All of mankind are speedily hastening into eternity, and it might be supposed sufficiently fast without the aid of all the ingenuity and strength of man to hurry them forward;

yet it is a melancholy truth that a great proportion of the wealth, talents, and labours of men are actually employed in inventing and using means for the premature destruction of their fellow-beings.

One generation passes away, and another follows in quick succession. The young are always the stay and hope of the aged:

parents labour and toil for their children to supply their wants and to educate them to be happy, respectable, and useful, and then depend upon them to be their stay and comfort in their declining years.

Alas, how many expectations of fond parents are blasted! Their sons are taken away from them and hurried into the field of slaughter.

In times of war the youth – the flower, strength, and beauty of the country – are called from their sober, honest, and useful employments to the field of battle;

and if they do not lose their lives or limbs, they generally lose their habits of morality and industry. Alas! Few ever return again to the bosom of their friends.

Though from their mistaken and fascinating views of a soldier’s life and honour they may be delighted in enlisting, and merry in their departure from their peaceful homes, yet their joy is soon turned into pain and sorrow.

Unthinking youth, like the horse, rushes thoughtlessly into the battle. Repentance is then too late; to shrink back is death, and to go forward is only a faint hope of life.

Here on the dreadful field are thousands and hundreds of thousands driven together to slaughter each other by a few ambitious men, perhaps none of whom are present.

A large number are probably the youth of their country, the delight and comfort of their parents.

All these opposing numbers are most likely persons who never knew or heard of each other, having no personal ill-will,

most of whom would in any other circumstances not only not injure each other but be ready to aid in any kind office; yet by the act of war they are ranged against each other in all the hellish rage of revenge and slaughter.

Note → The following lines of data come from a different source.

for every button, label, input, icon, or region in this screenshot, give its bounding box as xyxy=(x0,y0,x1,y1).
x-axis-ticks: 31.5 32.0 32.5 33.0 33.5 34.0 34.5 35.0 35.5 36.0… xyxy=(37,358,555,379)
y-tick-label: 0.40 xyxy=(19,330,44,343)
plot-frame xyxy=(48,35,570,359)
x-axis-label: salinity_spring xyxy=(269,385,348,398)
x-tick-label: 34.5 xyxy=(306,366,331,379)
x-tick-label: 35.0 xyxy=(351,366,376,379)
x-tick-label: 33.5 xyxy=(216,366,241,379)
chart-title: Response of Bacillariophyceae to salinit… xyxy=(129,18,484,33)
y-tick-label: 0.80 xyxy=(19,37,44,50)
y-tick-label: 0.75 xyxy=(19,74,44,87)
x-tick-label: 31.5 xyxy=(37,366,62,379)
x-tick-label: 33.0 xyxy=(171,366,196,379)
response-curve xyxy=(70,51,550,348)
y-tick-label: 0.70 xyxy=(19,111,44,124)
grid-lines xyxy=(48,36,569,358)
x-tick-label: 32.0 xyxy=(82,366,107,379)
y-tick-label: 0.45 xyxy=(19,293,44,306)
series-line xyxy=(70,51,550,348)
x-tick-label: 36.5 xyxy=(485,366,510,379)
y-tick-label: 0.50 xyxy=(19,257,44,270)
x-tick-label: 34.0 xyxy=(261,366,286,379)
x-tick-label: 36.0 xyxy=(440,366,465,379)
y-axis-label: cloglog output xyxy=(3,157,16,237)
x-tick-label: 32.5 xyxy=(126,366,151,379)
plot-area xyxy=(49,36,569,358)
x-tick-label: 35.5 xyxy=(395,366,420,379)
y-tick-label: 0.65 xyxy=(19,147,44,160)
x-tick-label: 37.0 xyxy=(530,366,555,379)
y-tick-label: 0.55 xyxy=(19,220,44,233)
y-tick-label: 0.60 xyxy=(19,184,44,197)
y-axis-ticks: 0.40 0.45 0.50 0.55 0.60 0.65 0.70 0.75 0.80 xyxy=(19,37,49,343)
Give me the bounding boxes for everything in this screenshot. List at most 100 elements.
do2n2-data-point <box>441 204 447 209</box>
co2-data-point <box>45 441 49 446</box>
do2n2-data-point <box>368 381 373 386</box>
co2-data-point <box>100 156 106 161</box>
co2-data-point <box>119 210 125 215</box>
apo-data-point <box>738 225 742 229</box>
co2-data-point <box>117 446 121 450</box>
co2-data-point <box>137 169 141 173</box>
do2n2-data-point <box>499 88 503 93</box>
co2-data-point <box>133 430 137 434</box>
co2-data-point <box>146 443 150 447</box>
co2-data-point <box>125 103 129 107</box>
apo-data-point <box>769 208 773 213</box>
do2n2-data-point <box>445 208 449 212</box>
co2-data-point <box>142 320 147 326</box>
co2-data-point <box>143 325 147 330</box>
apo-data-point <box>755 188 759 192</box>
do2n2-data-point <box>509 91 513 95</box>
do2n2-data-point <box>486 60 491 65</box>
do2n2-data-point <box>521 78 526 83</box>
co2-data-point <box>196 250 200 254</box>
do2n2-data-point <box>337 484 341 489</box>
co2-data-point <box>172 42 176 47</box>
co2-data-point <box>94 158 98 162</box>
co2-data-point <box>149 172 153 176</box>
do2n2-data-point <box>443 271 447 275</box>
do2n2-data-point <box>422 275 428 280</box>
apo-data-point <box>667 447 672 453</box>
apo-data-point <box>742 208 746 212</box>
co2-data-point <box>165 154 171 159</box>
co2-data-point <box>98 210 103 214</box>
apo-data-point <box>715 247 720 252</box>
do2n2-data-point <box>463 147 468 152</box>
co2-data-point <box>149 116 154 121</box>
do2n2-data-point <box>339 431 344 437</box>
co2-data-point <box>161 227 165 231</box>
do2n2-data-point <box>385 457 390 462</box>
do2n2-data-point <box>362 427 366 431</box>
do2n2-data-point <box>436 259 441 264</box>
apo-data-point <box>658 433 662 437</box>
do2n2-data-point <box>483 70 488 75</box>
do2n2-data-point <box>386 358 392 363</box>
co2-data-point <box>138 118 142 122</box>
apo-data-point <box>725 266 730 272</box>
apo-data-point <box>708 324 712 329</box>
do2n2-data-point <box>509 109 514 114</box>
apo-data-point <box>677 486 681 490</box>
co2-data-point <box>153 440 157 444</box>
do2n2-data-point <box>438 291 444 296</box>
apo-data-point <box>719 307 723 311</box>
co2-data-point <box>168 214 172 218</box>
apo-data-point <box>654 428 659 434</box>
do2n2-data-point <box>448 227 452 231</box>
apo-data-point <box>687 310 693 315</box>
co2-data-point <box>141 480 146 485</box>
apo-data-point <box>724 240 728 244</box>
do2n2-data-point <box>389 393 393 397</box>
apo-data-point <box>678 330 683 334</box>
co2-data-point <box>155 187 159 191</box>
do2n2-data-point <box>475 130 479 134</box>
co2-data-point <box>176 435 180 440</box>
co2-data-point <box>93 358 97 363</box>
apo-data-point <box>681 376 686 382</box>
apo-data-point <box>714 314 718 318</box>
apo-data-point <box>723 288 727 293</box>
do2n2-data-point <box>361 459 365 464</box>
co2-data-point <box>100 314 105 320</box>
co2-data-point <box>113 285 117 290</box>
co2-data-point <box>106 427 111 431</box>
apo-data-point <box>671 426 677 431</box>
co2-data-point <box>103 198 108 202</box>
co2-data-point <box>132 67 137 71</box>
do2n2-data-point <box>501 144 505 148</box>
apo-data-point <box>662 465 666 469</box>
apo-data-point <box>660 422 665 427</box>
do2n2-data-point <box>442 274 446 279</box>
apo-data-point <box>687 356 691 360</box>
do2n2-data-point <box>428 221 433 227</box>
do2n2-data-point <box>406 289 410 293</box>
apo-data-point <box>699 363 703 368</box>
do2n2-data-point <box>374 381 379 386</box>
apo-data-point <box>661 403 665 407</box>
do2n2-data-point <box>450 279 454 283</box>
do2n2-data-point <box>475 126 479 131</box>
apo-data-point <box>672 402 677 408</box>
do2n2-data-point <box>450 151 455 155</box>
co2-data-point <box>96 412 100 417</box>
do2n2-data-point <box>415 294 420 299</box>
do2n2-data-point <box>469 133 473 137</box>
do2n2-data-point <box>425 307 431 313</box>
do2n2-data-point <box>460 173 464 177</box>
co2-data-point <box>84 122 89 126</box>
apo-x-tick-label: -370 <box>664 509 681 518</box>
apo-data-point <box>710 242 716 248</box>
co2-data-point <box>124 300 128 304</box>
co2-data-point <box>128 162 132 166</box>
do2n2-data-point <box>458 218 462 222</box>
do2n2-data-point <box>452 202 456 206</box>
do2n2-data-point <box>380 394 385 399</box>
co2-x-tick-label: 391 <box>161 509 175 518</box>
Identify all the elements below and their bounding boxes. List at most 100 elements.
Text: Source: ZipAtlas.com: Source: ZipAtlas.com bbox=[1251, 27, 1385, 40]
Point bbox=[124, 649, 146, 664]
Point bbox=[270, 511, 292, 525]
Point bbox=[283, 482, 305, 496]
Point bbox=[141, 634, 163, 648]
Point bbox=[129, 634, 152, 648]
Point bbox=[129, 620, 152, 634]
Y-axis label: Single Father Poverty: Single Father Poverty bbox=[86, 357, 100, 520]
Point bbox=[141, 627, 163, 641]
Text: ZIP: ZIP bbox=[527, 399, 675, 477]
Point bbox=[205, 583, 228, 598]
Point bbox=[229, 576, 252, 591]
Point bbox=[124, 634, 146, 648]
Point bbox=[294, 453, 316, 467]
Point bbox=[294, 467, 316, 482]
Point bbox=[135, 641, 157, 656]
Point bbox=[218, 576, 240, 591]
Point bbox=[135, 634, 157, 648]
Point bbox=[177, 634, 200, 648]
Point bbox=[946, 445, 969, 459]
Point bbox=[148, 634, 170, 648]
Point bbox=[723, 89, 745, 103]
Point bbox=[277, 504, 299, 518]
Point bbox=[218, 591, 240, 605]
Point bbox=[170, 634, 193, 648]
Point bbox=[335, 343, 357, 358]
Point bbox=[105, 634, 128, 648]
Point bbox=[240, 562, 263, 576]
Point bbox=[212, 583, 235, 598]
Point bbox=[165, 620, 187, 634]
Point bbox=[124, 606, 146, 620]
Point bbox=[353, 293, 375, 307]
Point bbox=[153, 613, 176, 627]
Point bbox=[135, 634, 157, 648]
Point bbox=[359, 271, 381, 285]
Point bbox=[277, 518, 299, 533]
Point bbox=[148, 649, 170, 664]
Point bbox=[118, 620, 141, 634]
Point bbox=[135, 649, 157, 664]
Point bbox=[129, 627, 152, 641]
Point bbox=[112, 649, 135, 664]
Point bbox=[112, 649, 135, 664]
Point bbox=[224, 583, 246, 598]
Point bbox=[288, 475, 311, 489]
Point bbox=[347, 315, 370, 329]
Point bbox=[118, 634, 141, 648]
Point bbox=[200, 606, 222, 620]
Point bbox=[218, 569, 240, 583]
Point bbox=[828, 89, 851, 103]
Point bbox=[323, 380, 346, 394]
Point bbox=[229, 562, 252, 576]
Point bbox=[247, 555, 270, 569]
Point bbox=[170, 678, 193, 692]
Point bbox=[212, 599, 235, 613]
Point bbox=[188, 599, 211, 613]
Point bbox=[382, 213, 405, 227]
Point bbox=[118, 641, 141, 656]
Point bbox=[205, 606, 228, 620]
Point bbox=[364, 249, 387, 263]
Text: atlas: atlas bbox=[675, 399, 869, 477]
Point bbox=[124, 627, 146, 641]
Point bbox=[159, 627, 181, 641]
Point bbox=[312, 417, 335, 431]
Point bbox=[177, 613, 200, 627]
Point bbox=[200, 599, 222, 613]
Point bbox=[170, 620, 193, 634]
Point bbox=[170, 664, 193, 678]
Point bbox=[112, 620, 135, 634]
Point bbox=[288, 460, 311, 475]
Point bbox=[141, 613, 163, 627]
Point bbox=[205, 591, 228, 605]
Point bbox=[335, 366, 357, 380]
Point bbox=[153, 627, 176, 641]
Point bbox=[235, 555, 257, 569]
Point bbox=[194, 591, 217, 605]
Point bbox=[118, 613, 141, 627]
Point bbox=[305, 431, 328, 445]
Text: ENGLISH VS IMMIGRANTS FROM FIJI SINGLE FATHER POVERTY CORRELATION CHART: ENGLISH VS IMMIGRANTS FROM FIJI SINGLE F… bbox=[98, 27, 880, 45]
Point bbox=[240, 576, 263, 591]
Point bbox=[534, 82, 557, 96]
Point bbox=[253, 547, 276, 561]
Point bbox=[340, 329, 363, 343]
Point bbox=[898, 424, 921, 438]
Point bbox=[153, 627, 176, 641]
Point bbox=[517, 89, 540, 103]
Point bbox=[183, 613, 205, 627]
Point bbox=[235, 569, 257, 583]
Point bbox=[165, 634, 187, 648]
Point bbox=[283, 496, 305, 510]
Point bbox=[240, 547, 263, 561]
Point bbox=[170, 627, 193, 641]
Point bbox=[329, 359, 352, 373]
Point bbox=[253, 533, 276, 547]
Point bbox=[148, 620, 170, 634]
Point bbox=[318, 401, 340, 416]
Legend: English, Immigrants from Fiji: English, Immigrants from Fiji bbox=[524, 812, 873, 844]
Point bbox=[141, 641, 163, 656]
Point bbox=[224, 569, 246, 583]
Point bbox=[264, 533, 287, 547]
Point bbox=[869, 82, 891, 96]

No pen, much less that of the writer, can describe the inhumanity and horrors of a battle:

All is confusion and dismay, dust and smoke arising, horses running, trumpets blasting, cannon roaring, bullets whistling, and the shrieks of the wounded and dying vibrating from every quarter.

Column after column of men charge upon each other in furious onset, with the awful crash of bayonets and sabres, with eyes flashing and visages frightfully distorted with rage, rushing upon each other with the violence of brutish monsters;

and when these are literally cut to pieces others march in quick succession, only to share the same cruel and bloody tragedy.

Hundreds are parrying the blows; hundreds more are thrusting their bayonets into the bowels of their fellow-mortals, and many, while extricating them, have their own heads cleft asunder by swords and sabres;

and all are hurried together before the tribunal of their Judge, with hearts full of rage and hands dyed in the blood of their brethren.

O horrid and debasing scene! My heart melts at the contemplation, and I forbear to dwell upon the inhuman employment.